I have a data set which shows me whether a person accepted a training course, declined the course or there has been no response to it.
Within this dataset, amongst others, I have columns such as:
* Unique person ID
* Unique training course ID
* Course status (accepted, declined, pending)
* City (that they're based in)
* Age Range
* Profession (grouped by categories)
The analysis I'm trying to do is to understand where we have the best and worst rates of people accepting the courses, and then will look to do further analysis on why this might be and how to improve this.
To do the analysis, I've essentially created a bunch of pivot tables in Excel that show my data in various ways: e.g accepted course % by age range, accepted course % by city, accepted course % by city AND age range (to see something like was there a higher rate for 18-24 year olds in LA vs New York).
I have a two part questions:
1) Is there a more efficient/better way to do this?

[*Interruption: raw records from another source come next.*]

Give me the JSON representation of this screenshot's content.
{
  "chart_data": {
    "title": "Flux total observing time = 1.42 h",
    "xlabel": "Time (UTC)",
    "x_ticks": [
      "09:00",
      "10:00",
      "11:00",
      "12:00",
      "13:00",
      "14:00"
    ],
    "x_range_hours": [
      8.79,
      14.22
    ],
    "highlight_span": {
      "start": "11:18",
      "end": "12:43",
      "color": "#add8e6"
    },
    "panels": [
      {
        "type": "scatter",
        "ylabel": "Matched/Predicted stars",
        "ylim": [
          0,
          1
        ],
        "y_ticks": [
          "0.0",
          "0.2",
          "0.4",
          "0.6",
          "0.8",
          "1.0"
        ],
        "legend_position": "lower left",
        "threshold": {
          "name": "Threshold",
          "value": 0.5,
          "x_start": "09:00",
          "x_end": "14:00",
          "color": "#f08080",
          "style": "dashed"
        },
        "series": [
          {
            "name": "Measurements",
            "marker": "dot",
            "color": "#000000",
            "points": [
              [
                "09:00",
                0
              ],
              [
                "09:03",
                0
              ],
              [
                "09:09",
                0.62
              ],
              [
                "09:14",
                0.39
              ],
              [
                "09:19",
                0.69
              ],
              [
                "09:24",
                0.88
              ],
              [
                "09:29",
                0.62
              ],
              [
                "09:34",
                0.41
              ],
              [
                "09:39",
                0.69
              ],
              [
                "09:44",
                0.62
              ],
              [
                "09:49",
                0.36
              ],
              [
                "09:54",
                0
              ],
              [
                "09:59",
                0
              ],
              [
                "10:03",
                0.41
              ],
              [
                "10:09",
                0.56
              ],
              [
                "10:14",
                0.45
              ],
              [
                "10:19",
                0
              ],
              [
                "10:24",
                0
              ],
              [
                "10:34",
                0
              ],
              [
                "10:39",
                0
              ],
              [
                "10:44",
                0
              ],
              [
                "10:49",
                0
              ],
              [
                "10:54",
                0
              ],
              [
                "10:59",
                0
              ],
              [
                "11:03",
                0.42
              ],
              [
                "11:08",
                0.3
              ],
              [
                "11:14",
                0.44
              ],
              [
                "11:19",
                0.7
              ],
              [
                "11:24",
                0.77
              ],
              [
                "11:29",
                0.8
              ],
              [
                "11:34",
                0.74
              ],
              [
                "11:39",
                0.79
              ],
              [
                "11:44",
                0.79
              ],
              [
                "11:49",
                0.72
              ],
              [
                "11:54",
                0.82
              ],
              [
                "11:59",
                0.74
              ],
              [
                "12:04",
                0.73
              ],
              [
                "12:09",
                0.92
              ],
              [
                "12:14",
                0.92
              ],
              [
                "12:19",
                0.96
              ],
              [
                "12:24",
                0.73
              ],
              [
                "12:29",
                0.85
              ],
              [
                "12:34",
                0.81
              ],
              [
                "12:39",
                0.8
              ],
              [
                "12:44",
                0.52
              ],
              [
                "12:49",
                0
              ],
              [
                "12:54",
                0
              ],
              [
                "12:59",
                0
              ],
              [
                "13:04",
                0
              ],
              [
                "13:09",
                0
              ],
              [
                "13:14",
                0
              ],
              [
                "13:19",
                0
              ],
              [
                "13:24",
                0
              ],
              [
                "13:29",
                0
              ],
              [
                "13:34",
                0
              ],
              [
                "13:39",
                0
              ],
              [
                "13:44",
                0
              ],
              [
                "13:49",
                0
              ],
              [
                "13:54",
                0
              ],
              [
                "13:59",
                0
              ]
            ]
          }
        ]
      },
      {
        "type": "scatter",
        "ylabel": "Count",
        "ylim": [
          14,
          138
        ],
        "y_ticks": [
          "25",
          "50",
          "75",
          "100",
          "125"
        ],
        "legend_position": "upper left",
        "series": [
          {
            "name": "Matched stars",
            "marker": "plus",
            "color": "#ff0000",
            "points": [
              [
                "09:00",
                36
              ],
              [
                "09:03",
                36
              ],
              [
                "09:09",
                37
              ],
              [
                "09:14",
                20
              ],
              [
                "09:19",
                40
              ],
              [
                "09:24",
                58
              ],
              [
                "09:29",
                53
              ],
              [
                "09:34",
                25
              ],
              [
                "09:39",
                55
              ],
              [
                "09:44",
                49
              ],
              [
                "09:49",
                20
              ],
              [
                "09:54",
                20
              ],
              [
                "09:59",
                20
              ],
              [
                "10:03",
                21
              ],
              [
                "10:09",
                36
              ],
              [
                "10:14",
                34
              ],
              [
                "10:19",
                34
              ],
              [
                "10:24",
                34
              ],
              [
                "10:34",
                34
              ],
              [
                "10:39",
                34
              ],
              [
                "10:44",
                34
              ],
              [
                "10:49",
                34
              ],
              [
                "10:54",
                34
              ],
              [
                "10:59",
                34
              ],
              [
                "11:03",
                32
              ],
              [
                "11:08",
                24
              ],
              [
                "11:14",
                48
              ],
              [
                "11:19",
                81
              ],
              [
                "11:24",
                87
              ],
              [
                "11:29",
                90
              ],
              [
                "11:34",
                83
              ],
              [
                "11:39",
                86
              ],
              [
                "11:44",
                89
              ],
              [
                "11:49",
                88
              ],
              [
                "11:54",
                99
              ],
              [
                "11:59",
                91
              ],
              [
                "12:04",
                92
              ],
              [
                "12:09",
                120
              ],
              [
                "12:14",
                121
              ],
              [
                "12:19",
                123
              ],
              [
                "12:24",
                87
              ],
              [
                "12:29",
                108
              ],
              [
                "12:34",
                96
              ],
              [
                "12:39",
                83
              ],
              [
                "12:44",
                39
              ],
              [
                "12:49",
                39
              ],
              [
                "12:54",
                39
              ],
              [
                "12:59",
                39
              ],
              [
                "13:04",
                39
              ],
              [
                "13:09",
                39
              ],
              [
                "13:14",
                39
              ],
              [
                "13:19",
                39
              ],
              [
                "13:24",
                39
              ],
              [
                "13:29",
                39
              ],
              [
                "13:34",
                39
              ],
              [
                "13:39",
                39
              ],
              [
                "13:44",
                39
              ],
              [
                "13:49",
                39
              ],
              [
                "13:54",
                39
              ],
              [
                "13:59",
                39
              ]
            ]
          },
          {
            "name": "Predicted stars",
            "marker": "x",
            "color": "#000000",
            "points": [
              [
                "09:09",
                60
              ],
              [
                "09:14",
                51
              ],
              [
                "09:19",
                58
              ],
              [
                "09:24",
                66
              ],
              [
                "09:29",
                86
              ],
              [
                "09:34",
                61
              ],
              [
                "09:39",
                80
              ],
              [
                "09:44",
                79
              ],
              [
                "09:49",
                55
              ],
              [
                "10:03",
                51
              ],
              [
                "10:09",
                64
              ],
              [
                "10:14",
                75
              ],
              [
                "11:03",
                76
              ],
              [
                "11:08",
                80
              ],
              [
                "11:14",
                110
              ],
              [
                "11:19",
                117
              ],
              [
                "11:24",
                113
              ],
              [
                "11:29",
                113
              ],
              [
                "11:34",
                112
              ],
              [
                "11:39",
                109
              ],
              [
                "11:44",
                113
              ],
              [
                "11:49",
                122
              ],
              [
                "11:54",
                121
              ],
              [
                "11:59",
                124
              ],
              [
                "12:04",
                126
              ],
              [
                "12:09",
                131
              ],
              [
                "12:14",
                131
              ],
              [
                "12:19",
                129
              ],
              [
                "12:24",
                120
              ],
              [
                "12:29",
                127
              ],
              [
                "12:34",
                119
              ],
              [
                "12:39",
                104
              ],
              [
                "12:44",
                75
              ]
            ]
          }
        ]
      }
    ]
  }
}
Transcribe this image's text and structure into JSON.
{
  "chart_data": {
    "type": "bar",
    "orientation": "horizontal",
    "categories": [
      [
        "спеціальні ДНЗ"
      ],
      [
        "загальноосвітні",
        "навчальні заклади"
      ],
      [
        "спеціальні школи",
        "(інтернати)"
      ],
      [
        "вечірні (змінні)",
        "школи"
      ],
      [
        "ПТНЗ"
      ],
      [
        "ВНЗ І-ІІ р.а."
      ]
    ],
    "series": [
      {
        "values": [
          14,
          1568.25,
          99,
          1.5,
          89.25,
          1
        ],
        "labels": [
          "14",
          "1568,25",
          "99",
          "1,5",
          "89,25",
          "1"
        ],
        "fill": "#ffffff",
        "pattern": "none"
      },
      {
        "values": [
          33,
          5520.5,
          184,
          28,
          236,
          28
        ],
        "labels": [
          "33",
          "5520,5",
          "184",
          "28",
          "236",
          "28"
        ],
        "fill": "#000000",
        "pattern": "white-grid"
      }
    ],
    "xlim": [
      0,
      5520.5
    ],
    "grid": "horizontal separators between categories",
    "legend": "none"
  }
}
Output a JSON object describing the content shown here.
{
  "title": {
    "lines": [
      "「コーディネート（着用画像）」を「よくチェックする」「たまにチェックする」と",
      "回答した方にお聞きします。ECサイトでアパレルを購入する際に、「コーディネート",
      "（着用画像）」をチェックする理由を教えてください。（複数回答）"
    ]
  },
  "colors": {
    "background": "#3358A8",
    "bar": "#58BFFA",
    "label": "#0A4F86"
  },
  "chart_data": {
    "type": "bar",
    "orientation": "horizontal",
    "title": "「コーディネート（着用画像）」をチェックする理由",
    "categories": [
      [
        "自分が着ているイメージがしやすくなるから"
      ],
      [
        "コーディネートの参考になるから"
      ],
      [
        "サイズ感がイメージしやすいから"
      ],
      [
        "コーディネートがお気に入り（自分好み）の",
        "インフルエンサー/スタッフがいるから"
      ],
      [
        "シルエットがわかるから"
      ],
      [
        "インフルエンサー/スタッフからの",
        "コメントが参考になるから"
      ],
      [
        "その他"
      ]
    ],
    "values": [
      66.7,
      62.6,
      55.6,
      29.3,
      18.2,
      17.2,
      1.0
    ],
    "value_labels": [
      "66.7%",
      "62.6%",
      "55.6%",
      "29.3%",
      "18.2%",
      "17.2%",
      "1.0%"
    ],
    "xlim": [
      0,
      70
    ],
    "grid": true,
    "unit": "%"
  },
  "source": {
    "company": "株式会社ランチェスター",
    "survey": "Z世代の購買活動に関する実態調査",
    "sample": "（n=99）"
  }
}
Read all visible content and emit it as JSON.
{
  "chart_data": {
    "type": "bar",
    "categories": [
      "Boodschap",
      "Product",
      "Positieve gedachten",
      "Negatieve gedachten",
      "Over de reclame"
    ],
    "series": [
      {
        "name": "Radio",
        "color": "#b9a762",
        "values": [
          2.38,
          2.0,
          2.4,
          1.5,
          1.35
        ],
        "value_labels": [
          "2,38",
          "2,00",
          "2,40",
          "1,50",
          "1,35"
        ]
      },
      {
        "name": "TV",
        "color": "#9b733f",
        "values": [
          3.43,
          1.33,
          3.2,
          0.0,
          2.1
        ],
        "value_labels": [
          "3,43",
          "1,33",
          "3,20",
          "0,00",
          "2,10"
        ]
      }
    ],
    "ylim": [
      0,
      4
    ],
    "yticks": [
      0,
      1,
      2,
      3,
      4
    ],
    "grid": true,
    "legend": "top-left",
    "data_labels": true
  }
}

2) Now that I have got a list of %'s, split by different variables, how can I show if these are of any significance. The %s will vary based on sample sizes for each of the individual cuts and I could have a higher % for one cut simply by the fact that the sample size is so small and so individuals skew the % a lot, so it could be that this is not statistical significant.
My total sample size is of around 2k rows in Excel, but this gets smaller based on certain cuts I do.
Any thoughts/advice on how to take process to the next part of this would be very helpful.
Thank you all